Today, the Immigration Minister holds numerous discretionary powers that allow him to make substantial and lifelong decisions about the lives of vulnerable people. These powers lack transparency, accountability and are not amenable to review by the courts. Originally the exception, they have become the norm.
Liberty Victoria’s Rights Advocacy Project (RAP) has found these powers allow a Minister to make a significant decision about a person’s life based on the Minister’s own satisfaction. The decisions are virtually unreviewable, which leaves no avenue to correct mistakes. Moreover, discretionary powers to make decisions ‘in the public interest’ have dramatically increased over the last 30 years. The courts have consistently acknowledged that what is in the public interest is a matter of political responsibility and entirely discretionary. So, the Minister can decide whether to exercise his decision-making power and he defines what is in the public interest.

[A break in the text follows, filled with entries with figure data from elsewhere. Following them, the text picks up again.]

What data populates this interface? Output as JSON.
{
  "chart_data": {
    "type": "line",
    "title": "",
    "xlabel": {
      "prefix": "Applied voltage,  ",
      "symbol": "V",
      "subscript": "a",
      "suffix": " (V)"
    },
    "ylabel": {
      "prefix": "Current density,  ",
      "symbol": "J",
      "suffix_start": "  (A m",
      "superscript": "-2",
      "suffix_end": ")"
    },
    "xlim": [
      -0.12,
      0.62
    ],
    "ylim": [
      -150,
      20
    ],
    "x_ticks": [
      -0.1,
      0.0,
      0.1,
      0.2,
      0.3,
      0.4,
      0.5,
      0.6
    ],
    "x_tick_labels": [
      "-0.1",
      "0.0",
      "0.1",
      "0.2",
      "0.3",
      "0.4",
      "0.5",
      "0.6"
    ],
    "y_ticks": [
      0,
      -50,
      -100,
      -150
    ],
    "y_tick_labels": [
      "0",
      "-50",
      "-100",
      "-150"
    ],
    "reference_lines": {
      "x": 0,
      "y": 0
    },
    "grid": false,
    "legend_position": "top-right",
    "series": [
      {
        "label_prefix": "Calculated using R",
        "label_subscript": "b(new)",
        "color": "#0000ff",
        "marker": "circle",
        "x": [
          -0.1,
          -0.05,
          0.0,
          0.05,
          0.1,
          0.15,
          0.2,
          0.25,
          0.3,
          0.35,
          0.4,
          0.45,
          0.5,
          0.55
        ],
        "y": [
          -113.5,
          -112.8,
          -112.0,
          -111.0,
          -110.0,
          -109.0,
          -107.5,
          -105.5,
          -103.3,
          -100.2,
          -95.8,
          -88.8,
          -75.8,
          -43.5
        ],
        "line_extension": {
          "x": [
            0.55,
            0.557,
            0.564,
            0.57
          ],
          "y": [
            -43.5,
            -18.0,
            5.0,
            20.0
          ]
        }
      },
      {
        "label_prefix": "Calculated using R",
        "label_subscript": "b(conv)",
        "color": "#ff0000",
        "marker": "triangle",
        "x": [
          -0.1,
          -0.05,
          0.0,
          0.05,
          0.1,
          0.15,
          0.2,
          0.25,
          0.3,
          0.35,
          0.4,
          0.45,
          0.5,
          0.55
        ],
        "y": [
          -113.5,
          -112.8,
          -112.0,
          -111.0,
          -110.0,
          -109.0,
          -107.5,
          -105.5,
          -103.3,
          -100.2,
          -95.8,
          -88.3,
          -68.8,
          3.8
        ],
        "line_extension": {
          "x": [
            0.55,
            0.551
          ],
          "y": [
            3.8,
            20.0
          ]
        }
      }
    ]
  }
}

This event will examine the expansion of the Immigration Minister’s already broad, discretionary powers and the erosion of the robust checks and balances that keep our government accountable.
Should we really allow the Minister to play God with people’s lives?
Guest Speakers
Roj Amedi @Roj_Ame – editor, writer and strategist.
Chris Berg @chrisberg – commentator, IPA fellow, currently postdoctoral fellow at RMIT university.
Ian MacPhee – former immigration minister under Malcolm Fraser.
Charlie Powles – senior supervising solicitor at Refugee Legal, formal Tribunal member of the Migration Review Tribunal / Refugee Review Tribunal.
Jane Lee @JaneSYLee – court reporter for Fairfax, will host the event. Jane's work focuses on law reform, politics, access to justice and the criminal justice system.